If any Award is forfeited, or if any option terminates, expires or lapses without being exercised, the related shares of common stock subject to such Award will again be available for future grant. Any shares tendered by a participant in payment of the exercise price of an option or the tax liability with respect to an Award (including, in any case, shares withheld from any such Award) will not be available for future grant under the 2009 Plan. If there is any change in the Company’s corporate capitalization, the Compensation Committee must proportionately and equitably adjust the number and kind of shares of common stock which may be issued in connection with future Awards, the number and type of shares of common stock covered by Awards then outstanding under the 2009 Plan, the number and type of shares of common stock available under the 2009 Plan, the exercise or grant price of any Award, or if deemed appropriate, make provision for a cash payment with respect to any outstanding Award, provided that no adjustment may be made that would adversely affect the status of any Award that is intended to be a performance-based Award under Section 162(m) of the Code, unless otherwise determined by the Compensation Committee.
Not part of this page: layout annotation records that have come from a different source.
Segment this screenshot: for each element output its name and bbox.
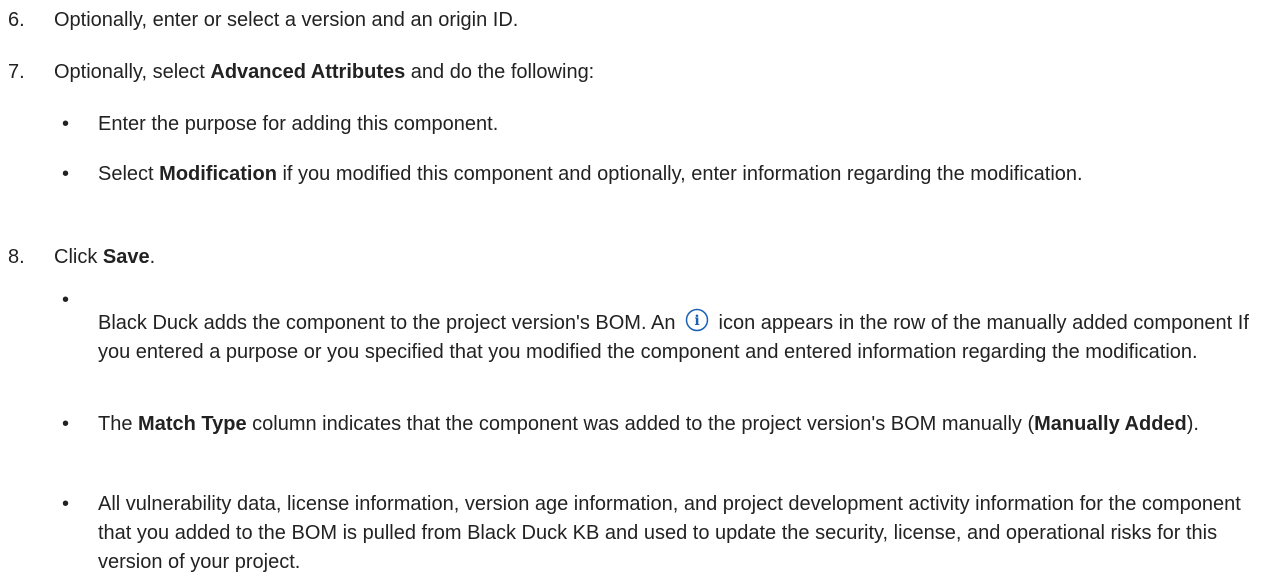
step-text: Optionally, enter or select a version an…	[54, 9, 519, 31]
bullet-marker: •	[62, 113, 70, 135]
bullet-marker: •	[62, 163, 70, 185]
step-number: 6.	[8, 9, 25, 31]
ui-term-manually-added: Manually Added	[1034, 413, 1187, 435]
svg-text:i: i	[694, 313, 699, 329]
step-text: Click Save.	[54, 246, 156, 268]
info-icon: i	[685, 308, 709, 332]
step-number: 7.	[8, 61, 25, 83]
ui-term-modification: Modification	[159, 163, 277, 185]
documentation-page: 6. Optionally, enter or select a version…	[0, 0, 1286, 581]
bullet-marker: •	[62, 413, 70, 435]
bullet-text: Select Modification if you modified this…	[98, 163, 1083, 185]
bullet-marker: •	[62, 493, 70, 515]
bullet-text: Enter the purpose for adding this compon…	[98, 113, 499, 135]
ui-term-match-type: Match Type	[138, 413, 247, 435]
bullet-text: All vulnerability data, license informat…	[98, 493, 1241, 573]
step-text: Optionally, select Advanced Attributes a…	[54, 61, 595, 83]
ui-term-advanced-attributes: Advanced Attributes	[210, 61, 406, 83]
ui-term-save: Save	[102, 246, 150, 268]
bullet-marker: •	[62, 289, 70, 311]
step-number: 8.	[8, 246, 25, 268]
bullet-text: The Match Type column indicates that the…	[98, 413, 1199, 435]
bullet-text: Black Duck adds the component to the pro…	[98, 308, 1268, 367]
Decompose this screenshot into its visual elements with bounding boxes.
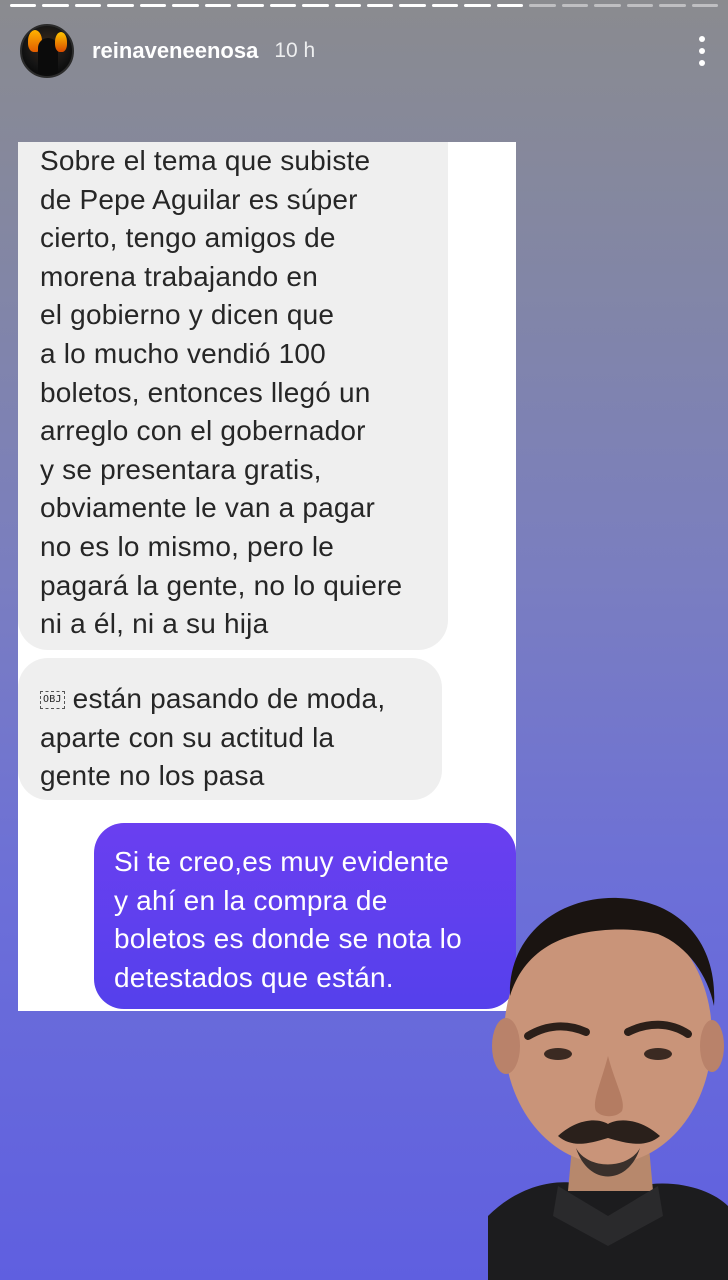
- outgoing-message-bubble: Si te creo,es muy evidente y ahí en la c…: [94, 823, 516, 1009]
- username[interactable]: reinaveneenosa: [92, 38, 258, 64]
- message-line: ni a él, ni a su hija: [40, 608, 269, 640]
- message-line: Si te creo,es muy evidente: [114, 846, 450, 877]
- profile-avatar[interactable]: [20, 24, 74, 78]
- incoming-message-bubble: Sobre el tema que subiste de Pepe Aguila…: [18, 142, 448, 650]
- story-progress-segment: [334, 4, 361, 7]
- story-progress-segment: [464, 4, 491, 7]
- message-line: pagará la gente, no lo quiere: [40, 569, 403, 601]
- story-progress-segment: [691, 4, 718, 7]
- message-line: Sobre el tema que subiste: [40, 145, 371, 176]
- story-progress-segment: [561, 4, 589, 7]
- story-progress-segment: [107, 4, 134, 7]
- story-progress-segment: [626, 4, 654, 7]
- message-line: cierto, tengo amigos de: [40, 222, 336, 254]
- message-line: obviamente le van a pagar: [40, 492, 375, 524]
- story-header: reinaveneenosa 10 h: [20, 22, 708, 80]
- message-line: y ahí en la compra de: [114, 884, 388, 916]
- story-progress-segment: [302, 4, 329, 7]
- story-progress-segment: [431, 4, 459, 7]
- message-line: boletos, entonces llegó un: [40, 376, 371, 408]
- message-line: están pasando de moda,: [72, 683, 386, 714]
- story-progress-segment: [496, 4, 524, 7]
- message-line: no es lo mismo, pero le: [40, 530, 335, 562]
- story-progress-segment: [10, 4, 37, 7]
- object-replacement-icon: OBJ: [40, 691, 65, 709]
- story-progress-segment: [366, 4, 394, 7]
- story-progress-segment: [139, 4, 167, 7]
- story-progress-segment: [204, 4, 232, 7]
- message-line: y se presentara gratis,: [40, 453, 322, 485]
- message-line: detestados que están.: [114, 961, 394, 993]
- story-progress-segment: [237, 4, 264, 7]
- message-line: gente no los pasa: [40, 760, 265, 792]
- more-vertical-icon[interactable]: [696, 36, 708, 66]
- message-line: a lo mucho vendió 100: [40, 337, 326, 369]
- incoming-message-bubble: OBJ están pasando de moda, aparte con su …: [18, 658, 442, 800]
- chat-screenshot: Sobre el tema que subiste de Pepe Aguila…: [18, 142, 516, 1011]
- story-progress-segment: [74, 4, 102, 7]
- message-line: arreglo con el gobernador: [40, 415, 366, 447]
- story-progress-segment: [594, 4, 621, 7]
- story-progress-segment: [42, 4, 69, 7]
- message-line: boletos es donde se nota lo: [114, 923, 462, 955]
- time-ago: 10 h: [274, 39, 316, 62]
- message-line: aparte con su actitud la: [40, 721, 335, 753]
- message-line: de Pepe Aguilar es súper: [40, 183, 358, 215]
- person-portrait-sticker: [488, 897, 728, 1280]
- message-line: el gobierno y dicen que: [40, 299, 335, 331]
- story-progress-bar: [10, 4, 718, 8]
- story-progress-segment: [172, 4, 199, 7]
- story-progress-segment: [269, 4, 297, 7]
- story-progress-segment: [399, 4, 426, 7]
- message-line: morena trabajando en: [40, 260, 318, 292]
- story-progress-segment: [659, 4, 686, 7]
- story-progress-segment: [529, 4, 556, 7]
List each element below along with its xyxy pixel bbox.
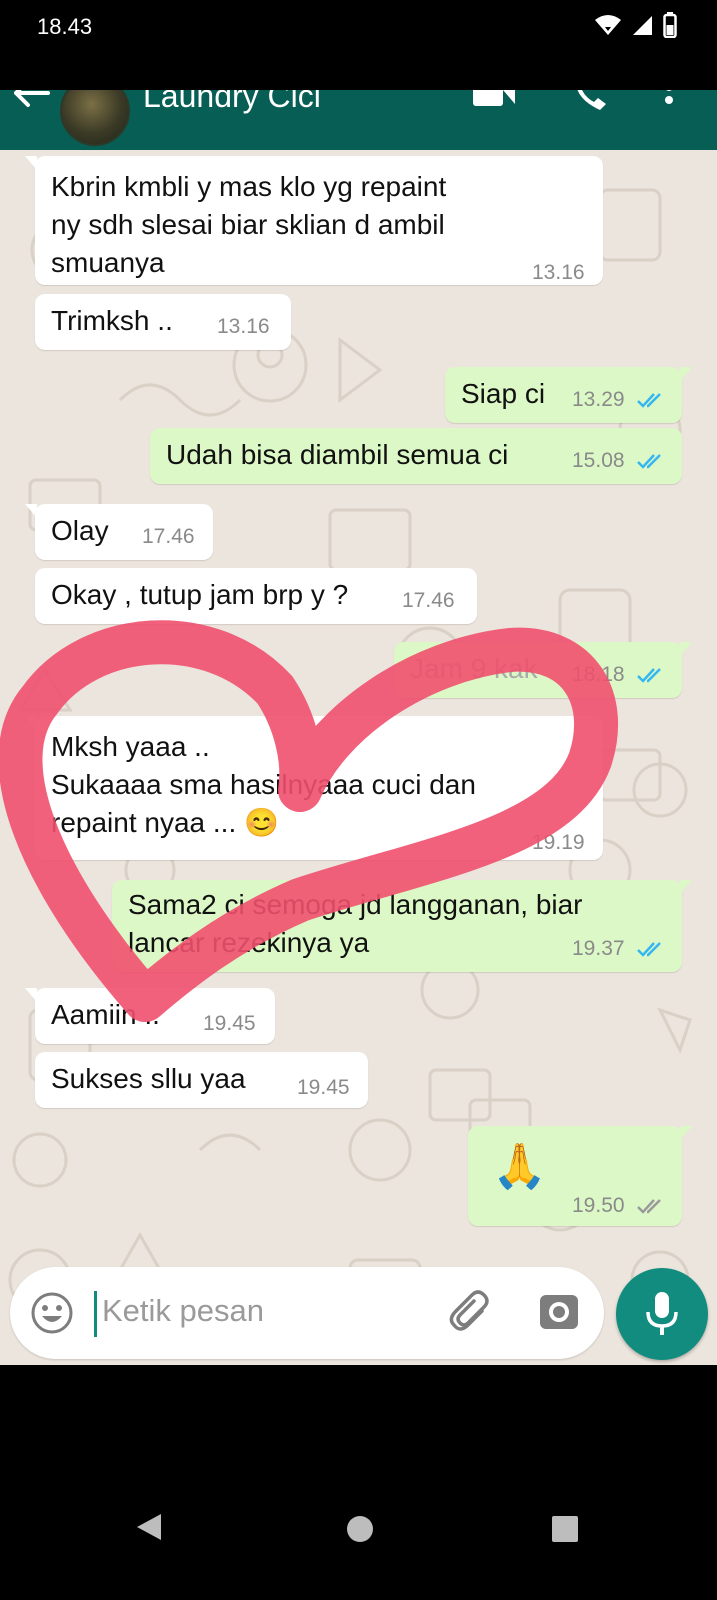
message-bubble-outgoing[interactable]: Udah bisa diambil semua ci 15.08: [150, 428, 682, 484]
more-vert-icon[interactable]: [664, 90, 674, 112]
message-text: Sama2 ci semoga jd langganan, biar lanca…: [128, 889, 583, 958]
bubble-tail: [25, 504, 37, 518]
battery-icon: [663, 12, 677, 38]
mic-icon: [646, 1292, 678, 1335]
message-text: Udah bisa diambil semua ci: [166, 439, 509, 470]
message-text: Olay: [51, 515, 109, 546]
bubble-tail: [25, 716, 37, 730]
bubble-tail: [680, 642, 692, 656]
message-text: Okay , tutup jam brp y ?: [51, 579, 349, 610]
message-bubble-incoming[interactable]: Olay 17.46: [25, 504, 213, 560]
status-time: 18.43: [37, 14, 93, 39]
bubble-tail: [25, 156, 37, 170]
message-time: 17.46: [402, 589, 455, 612]
message-input[interactable]: Ketik pesan: [102, 1293, 264, 1329]
message-time: 18.18: [572, 663, 625, 686]
message-time: 19.45: [203, 1012, 256, 1035]
message-bubble-incoming[interactable]: Sukses sllu yaa 19.45: [35, 1052, 368, 1108]
message-time: 13.16: [532, 261, 585, 284]
message-time: 19.19: [532, 831, 585, 854]
emoji-icon[interactable]: [30, 1291, 74, 1335]
message-time: 13.29: [572, 388, 625, 411]
message-bubble-outgoing[interactable]: Jam 9 kak 18.18: [394, 642, 692, 698]
message-time: 15.08: [572, 449, 625, 472]
message-bubble-outgoing[interactable]: Siap ci 13.29: [445, 367, 692, 423]
message-time: 17.46: [142, 525, 195, 548]
signal-icon: [633, 16, 652, 35]
message-bubble-incoming[interactable]: Kbrin kmbli y mas klo yg repaint ny sdh …: [25, 156, 603, 285]
attach-icon[interactable]: [448, 1289, 494, 1335]
message-text: Jam 9 kak: [410, 653, 538, 684]
message-bubble-incoming[interactable]: Trimksh .. 13.16: [35, 294, 291, 350]
delivered-receipt-icon: [637, 1199, 661, 1214]
message-text: Sukses sllu yaa: [51, 1063, 246, 1094]
camera-icon[interactable]: [538, 1291, 580, 1333]
message-bubble-incoming[interactable]: Mksh yaaa .. Sukaaaa sma hasilnyaaa cuci…: [25, 716, 603, 860]
wifi-icon: [595, 15, 621, 35]
read-receipt-icon: [637, 454, 661, 469]
message-composer[interactable]: Ketik pesan: [10, 1267, 604, 1359]
bubble-tail: [25, 988, 37, 1002]
message-time: 19.37: [572, 937, 625, 960]
bubble-tail: [680, 1126, 692, 1140]
nav-recents-icon[interactable]: [551, 1515, 579, 1543]
chat-area[interactable]: Kbrin kmbli y mas klo yg repaint ny sdh …: [0, 150, 717, 1365]
contact-name[interactable]: Laundry Cici: [143, 90, 321, 115]
message-bubble-outgoing[interactable]: 🙏 19.50: [468, 1126, 692, 1226]
read-receipt-icon: [637, 393, 661, 408]
status-bar: 18.43: [0, 0, 717, 90]
message-text: Aamiin ..: [51, 999, 160, 1030]
chat-header: Laundry Cici: [0, 90, 717, 150]
message-text: Siap ci: [461, 378, 546, 409]
message-text: 🙏: [492, 1142, 547, 1191]
status-icons: [595, 12, 677, 38]
message-time: 19.50: [572, 1194, 625, 1217]
message-text: Trimksh ..: [51, 305, 173, 336]
message-bubble-outgoing[interactable]: Sama2 ci semoga jd langganan, biar lanca…: [112, 880, 692, 972]
bubble-tail: [680, 367, 692, 381]
message-time: 19.45: [297, 1076, 350, 1099]
phone-icon[interactable]: [572, 90, 610, 112]
voice-record-button[interactable]: [616, 1268, 708, 1360]
message-text: Mksh yaaa .. Sukaaaa sma hasilnyaaa cuci…: [51, 731, 476, 838]
back-arrow-icon[interactable]: [14, 90, 50, 112]
message-time: 13.16: [217, 315, 270, 338]
message-bubble-incoming[interactable]: Okay , tutup jam brp y ? 17.46: [35, 568, 477, 624]
message-bubble-incoming[interactable]: Aamiin .. 19.45: [25, 988, 275, 1044]
message-text: Kbrin kmbli y mas klo yg repaint ny sdh …: [51, 171, 447, 278]
nav-home-icon[interactable]: [346, 1515, 374, 1543]
system-nav-bar: [0, 1365, 717, 1600]
read-receipt-icon: [637, 942, 661, 957]
read-receipt-icon: [637, 668, 661, 683]
text-cursor: [94, 1291, 97, 1337]
video-call-icon[interactable]: [473, 90, 517, 110]
contact-avatar[interactable]: [60, 90, 130, 146]
nav-back-icon[interactable]: [135, 1512, 163, 1542]
bubble-tail: [680, 880, 692, 894]
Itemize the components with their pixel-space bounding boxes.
In addition, the Compensation Committee may make adjustments in the terms and conditions of any Awards, including any performance goals, in recognition of unusual or nonrecurring events affecting the Company or any subsidiary, or in response to changes in applicable laws, regulations or accounting principles, provided that no adjustment may be made that would adversely affect the status of any Award that is intended to be a performance-based Award under Section 162(m) of the Code, unless otherwise determined by the Compensation Committee.

 

Total compensation expense related to Options issued to employees under the 2009 Plan was approximately $0 for each of the three months ended December 31, 2017 and 2016. The expense under the 2009 Plan related to shares issued to non-employee members of the Company’s Board of Directors as compensation was approximately $0 for the three months ended December 31, 2017 and 2016. Total compensation expense associated with the 2009 Plan was approximately $0 for each of the three months ended December 31, 2017 and 2016.

 

Restricted Stock Units

 

During fiscal 2016, the Company’s Board of Directors (the “Board”) approved grants of RSUs to the non-employee directors on the Board as compensation for their services during calendar year 2016. Under the terms of the awards, at the conclusion of the vesting period on January 2, 2017, the grants of RSUs were settled in shares of the Company’s common stock at a rate of one share of stock for each unit. Directors that did not serve for the entirety of calendar year 2016 received a pro rata portion of such award for time served. As of December 31, 2017, there were no unvested restricted stock units outstanding under the 2009 Plan.